Generally, a vehicle compressor is applied to an air conditioning system so as to be driven by power received from an engine and functions to compress refrigerant having a lower pressure by an evaporator into high temperature and high pressure gaseous refrigerant and then transfer the high temperature and pressure gaseous refrigerant to a condenser.
The compressor receives the power through a pulley connected via a belt to a crankshaft. As shown in FIG. 1, the pulley includes a circular plate-shaped base portion 111 that is disposed perpendicularly to a length direction of a compressor 120, and internal ring portion 114 and external ring portion 116 which are respectively protruded from the base portion 111 in the length direction of the compressor 120. A belt (not shown) connected with a crankshaft of an engine is hanged on an outer surface of the external ring portion 116 so as to be rotated. Rotational force of the belt is transmitted to a shaft fixed to an end of an inner surface of the internal ring portion 114, and thus the compressor 120 performs a compressing process.
The pulley 110 having the above-mentioned function is typically made of a metallic material so as to be capable of enduring tensile force of the belt, and the metallic material for the pulley 110 is worked by a hot forging method which provides a lower strength compared to a cold forging method but a lower manufacturing cost.
FIG. 2 is a flow chart showing manufacturing processes of a conventional compressor pulley. In order to manufacture the pulley 110, first of all, the metallic material is prepared, cut into a desired size and then heated to a temperature of about 1,000˜1,250° C. through a heating process. The heated metallic material is formed into a pulley shape having the base portion 111, the internal ring portion 114 and the external ring portion 116 by a hot forging process.

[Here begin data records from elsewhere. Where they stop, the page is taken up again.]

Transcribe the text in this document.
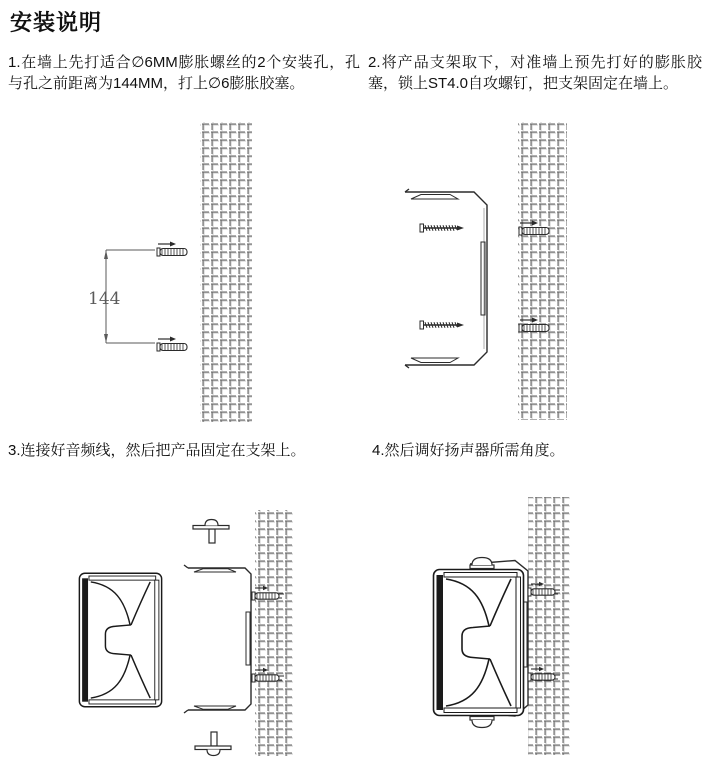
安装说明
1.在墙上先打适合∅6MM膨胀螺丝的2个安装孔，孔与孔之前距离为144MM，打上∅6膨胀胶塞。
2.将产品支架取下，对准墙上预先打好的膨胀胶塞，锁上ST4.0自攻螺钉，把支架固定在墙上。
3.连接好音频线，然后把产品固定在支架上。	4.然后调好扬声器所需角度。
144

At this time, the metallic material is forged under a pressure of about 800˜1,300 tons applied by a press, and the forging process may be repeated one or more times according to the metallic material, the temperature, the expected shape of the pulley and the pressure of the press.
A center portion of the pulley 110 treated by the hot forging process is also pierced so as to form a through-hole 115 through which one end of the shaft is inserted in the internal ring portion 114, and then cooled to a room temperature by a cooling process. The cooled pulley 110 secures a dimension and a thickness for a slot piercing process while being treated in a rough grinding step. The pulley 110 treated in the rough grinding step has a slot 112 formed at the base portion 111 by the slot piercing process, and thus only a bridge portion 113 is remained. The pulley 110 treated by the slot piercing process is completed through a finishing step in which groove working and grinding are performed on a surface thereof.
The pulley 110 completed by the above-mentioned processes is connected with the shaft of the compressor 120 and rotates. As described above, since the pulley 110 is manufactured by the hot forging process in which a metallic material is hot-forged, it is facile to manufacture the pulley 110. However, since the strength of the bridge portion 113 on which a physical force is concentrated is insufficient, it is apprehended that the bridge portion 113 may be easily damaged.
To solve such the problem and improve the strength of the bridge portion 113, the cold forging process that the metallic material is forged at a room temperature is used to manufacture the pulley 110, instead of the hot forging process that the metallic material is hot forged, so as to improve the strength of the bridge portion 113. By the cold forging process, the strength of the bridge portion 113 is improved. However, since the strength of the other portions except the bridge portion 113 are also improved, it is difficult not only to perform the central piercing process for forming the through-hole 115 at the central portion of the base portion 111 and the slot piercing process for forming the slot 112 at the base portion 111, but also to form the groove portion 117 at the outer surface of the external ring portion 116, and also there are other problems that damage of a work tip used for forming the groove portion may be increased and it is difficult to ensure accuracy of the groove portion 17 upon semi-roll forming process. In addition, the hot forging process can be performed at a press pressure of about 800˜1,300 tons, but the cold forging process needs a press pressure of about 2,500 tons or more. Thus, there is another problem that a large-sized equipment for the cold forging process is required.
Further, as shown in FIG. 3, in the hot forging process that the heated metallic material is forged, a connecting portion 118 for connecting a center portion of the internal ring portion 114 is formed at a lower side of the internal ring portion 114 by a backward extruding process. Due to the connecting portion 118, serious inhomogeneous deformation and excessive barreling are occurred in a grain flow line formed around the bridge portion 113 comparing with a grain flow lines formed at other portions, and thus it becomes weak for stress and thus the strength thereof is lowered.